Manual annotations are the highest quality judgement of responses, yet they are laborious, slow and expensive. This makes getting a round of manual review for every experiment infeasible. Instead, Parea offers LLM-as-a-judge evals that are aligned with manual annotations. These evals are a lot cheaper and faster, thus can run on every experiment you run. Note, for now we use gpt-3.5-turbo-0125 as the underlying LLM, but we plan to support user-specified models in the future.

Creating Aligned LLM Evals

There is an end-to-end example with video at the end of this page.

Selecting the right annotation criteria

It’s recommended to use annotation criteria which assess one pattern of failure / failure mode. If the evaluation of an annotation is too complex / multi-faceted, it’s better to break it down into multiple annotation criteria. This makes it easier for the annotator to annotate as well as for the LLM to learn that annotation with fewer data. E.g. in the context of summaries you would use criteria for coherence, coverage, etc. instead of a single evaluation for the whole summary. Hence, it’s recommended to review logs before creating the annotation criteria to gain an intuition of the patterns of failure.

Triggering the creation of the LLM eval

Once you open an annotation criterion from the annotations page, click on “Create LLM Eval”. If you have 20 or more logs annotated for that annotation criterion, you can trigger the creation of the LLM eval by clicking “Create LLM Eval” on the card which appears. If you have less than 20 logs annotated, you can either annotate more logs or upload a CSV file.

Uploading a CSV file of annotations

The CSV file should contain columns for any inputs used to generate the output, the output itself and the annotation of that output. After uploading the CSV file, you can choose which columns are mapped to be an input, the output and the annotation. Note, there must be exactly one column mapped to output and one to annotation. Additionally, the annotation needs to match the annotation criterion. That means for categorical annotations, the annotation column can only take values as the defined categories, and for continuous annotation, the column needs to be a number between the min. and max. score (incl.).

Running Aligned LLM evals

After the LLM eval has been created, you can view its source code (Python) which you can copy-paste into your own codebase to run the LLM eval. Alternatively, you can also run the eval deployed through Parea by including the annotation name with the postfix ” (LLM)” in the evaluation_metric_names (Python & Curl) / evalFuncNames (TypeScript) parameter of the trace decorator / REST API call. So, if the annotation criterion is named “coherence”, the LLM eval would be named “coherence (LLM)“. When you add the eval to the trace decorator or REST API call, Parea will automatically execute the eval on that log. Below you can see an in-app screenshot of how to run the LLM eval.

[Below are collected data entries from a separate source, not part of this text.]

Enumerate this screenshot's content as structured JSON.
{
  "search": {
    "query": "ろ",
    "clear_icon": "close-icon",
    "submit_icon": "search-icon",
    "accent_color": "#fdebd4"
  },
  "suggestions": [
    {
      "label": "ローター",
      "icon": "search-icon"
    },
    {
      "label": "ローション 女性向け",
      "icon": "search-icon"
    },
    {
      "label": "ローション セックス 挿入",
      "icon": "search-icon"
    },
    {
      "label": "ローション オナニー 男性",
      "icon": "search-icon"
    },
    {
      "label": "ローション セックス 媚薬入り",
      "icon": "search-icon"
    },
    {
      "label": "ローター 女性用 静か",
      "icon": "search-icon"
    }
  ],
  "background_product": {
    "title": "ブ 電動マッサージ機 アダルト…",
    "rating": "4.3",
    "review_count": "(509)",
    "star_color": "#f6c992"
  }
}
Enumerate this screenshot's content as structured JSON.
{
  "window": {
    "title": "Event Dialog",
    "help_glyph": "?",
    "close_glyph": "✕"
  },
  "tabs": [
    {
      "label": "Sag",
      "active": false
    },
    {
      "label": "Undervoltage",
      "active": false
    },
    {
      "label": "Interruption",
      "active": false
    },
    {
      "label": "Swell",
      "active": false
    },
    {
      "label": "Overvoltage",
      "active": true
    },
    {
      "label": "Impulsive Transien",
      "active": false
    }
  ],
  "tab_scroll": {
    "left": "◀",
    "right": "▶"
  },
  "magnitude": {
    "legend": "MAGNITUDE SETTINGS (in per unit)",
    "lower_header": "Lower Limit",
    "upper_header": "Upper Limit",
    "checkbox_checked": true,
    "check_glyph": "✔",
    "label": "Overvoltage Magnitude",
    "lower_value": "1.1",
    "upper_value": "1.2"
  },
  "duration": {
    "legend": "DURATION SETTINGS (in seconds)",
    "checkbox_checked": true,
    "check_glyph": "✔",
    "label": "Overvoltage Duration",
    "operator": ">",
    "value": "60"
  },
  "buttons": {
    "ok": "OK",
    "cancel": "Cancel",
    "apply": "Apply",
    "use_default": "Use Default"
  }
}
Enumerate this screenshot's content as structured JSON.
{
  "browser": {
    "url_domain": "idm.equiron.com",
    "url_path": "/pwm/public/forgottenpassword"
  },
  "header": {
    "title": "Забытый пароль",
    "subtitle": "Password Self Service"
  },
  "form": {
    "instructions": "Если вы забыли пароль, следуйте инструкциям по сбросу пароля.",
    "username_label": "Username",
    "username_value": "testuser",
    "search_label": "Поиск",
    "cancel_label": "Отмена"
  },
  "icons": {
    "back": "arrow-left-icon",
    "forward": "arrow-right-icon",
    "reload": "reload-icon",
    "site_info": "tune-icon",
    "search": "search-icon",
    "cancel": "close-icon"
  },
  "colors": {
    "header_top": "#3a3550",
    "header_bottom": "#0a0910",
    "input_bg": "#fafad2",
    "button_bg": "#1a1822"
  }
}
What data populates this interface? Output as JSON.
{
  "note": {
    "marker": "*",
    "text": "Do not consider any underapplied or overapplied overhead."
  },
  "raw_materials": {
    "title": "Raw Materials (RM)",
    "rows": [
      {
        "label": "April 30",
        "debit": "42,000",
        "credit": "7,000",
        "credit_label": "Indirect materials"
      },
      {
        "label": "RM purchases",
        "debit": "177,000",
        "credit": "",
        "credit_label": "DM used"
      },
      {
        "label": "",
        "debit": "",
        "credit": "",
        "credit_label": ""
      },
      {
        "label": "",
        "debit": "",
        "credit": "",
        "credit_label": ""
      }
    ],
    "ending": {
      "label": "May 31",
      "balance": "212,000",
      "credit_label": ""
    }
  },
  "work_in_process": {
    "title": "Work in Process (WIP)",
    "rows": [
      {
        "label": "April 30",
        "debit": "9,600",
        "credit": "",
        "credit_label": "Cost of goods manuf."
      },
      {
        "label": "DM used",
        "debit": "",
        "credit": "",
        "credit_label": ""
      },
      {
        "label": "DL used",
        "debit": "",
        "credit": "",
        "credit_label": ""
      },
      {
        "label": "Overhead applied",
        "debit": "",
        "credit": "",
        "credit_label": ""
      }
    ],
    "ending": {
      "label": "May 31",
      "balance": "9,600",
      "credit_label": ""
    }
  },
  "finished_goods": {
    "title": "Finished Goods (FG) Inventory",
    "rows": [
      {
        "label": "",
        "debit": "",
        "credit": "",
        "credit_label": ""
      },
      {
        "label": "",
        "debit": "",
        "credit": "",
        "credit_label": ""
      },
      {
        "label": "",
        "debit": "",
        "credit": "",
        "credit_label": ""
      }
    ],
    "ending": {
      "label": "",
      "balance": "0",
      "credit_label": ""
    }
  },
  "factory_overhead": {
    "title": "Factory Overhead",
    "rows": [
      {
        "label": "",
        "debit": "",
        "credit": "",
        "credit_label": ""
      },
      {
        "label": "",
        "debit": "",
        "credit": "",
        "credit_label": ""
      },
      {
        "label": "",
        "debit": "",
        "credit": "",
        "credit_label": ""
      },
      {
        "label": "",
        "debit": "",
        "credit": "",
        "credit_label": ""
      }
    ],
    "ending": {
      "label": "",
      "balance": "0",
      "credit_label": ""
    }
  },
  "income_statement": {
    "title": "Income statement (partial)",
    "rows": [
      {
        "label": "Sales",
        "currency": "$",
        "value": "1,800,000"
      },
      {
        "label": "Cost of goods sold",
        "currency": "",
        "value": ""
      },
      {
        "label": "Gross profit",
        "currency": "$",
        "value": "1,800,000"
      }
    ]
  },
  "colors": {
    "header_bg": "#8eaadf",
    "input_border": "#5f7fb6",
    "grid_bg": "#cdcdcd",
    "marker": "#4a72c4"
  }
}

Analyzing Aligned LLM evals

After the eval has been created, you can analyze its performance by clicking on the Analyze Eval tab. In that you will see summary statistics such as (balanced) accuracy, Pearson correlation, and average absolute error. Additionally, you can see either a confusion matrix or a scatter plot of the manual vs. LLM judge annotation. A confusion matrix will be shown if the annotation criterion is categorical or continuous with less than 11 unique values.

Above is an example with a confusion matrix. Below is another example with a scatter plot.

Example: Create a LLM eval to assess coverage of summaries of Reddit posts

To demonstrate how this works, we will use human annotations of generated summaries of the TL;DR Reddit dataset which was done as part of the Learning to summarize from human feedback paper by OpenAI. We will use 20 annotated samples from the dataset to create an LLM eval which assesses the coverage of the summaries. You can find the dataset here.

In the video below we will first create an annotation criterion, then upload a CSV of annotations, create a LLM eval and finally show the confusion matrix of the LLM eval.

After following along the above video, we get the following results (the avid reader might notice that these are the same results as in the screenshot above):

To integrate this into our codebase, we can copy-paste below code from the Run Eval tab.

Roadmap

While LLM-as-a-judge are good to reduce manual annotation effort, they need to continuously be checked for alignment with manual annotations. For that purpose, we are planning on continuously measuring & improving alignment as one annotates. Additionally, incorporating comments of annotations is expected to further boost the quality of the LLM evals. Finally, we are planning on leveraging user corrections of eval results to further improve the LLM evals.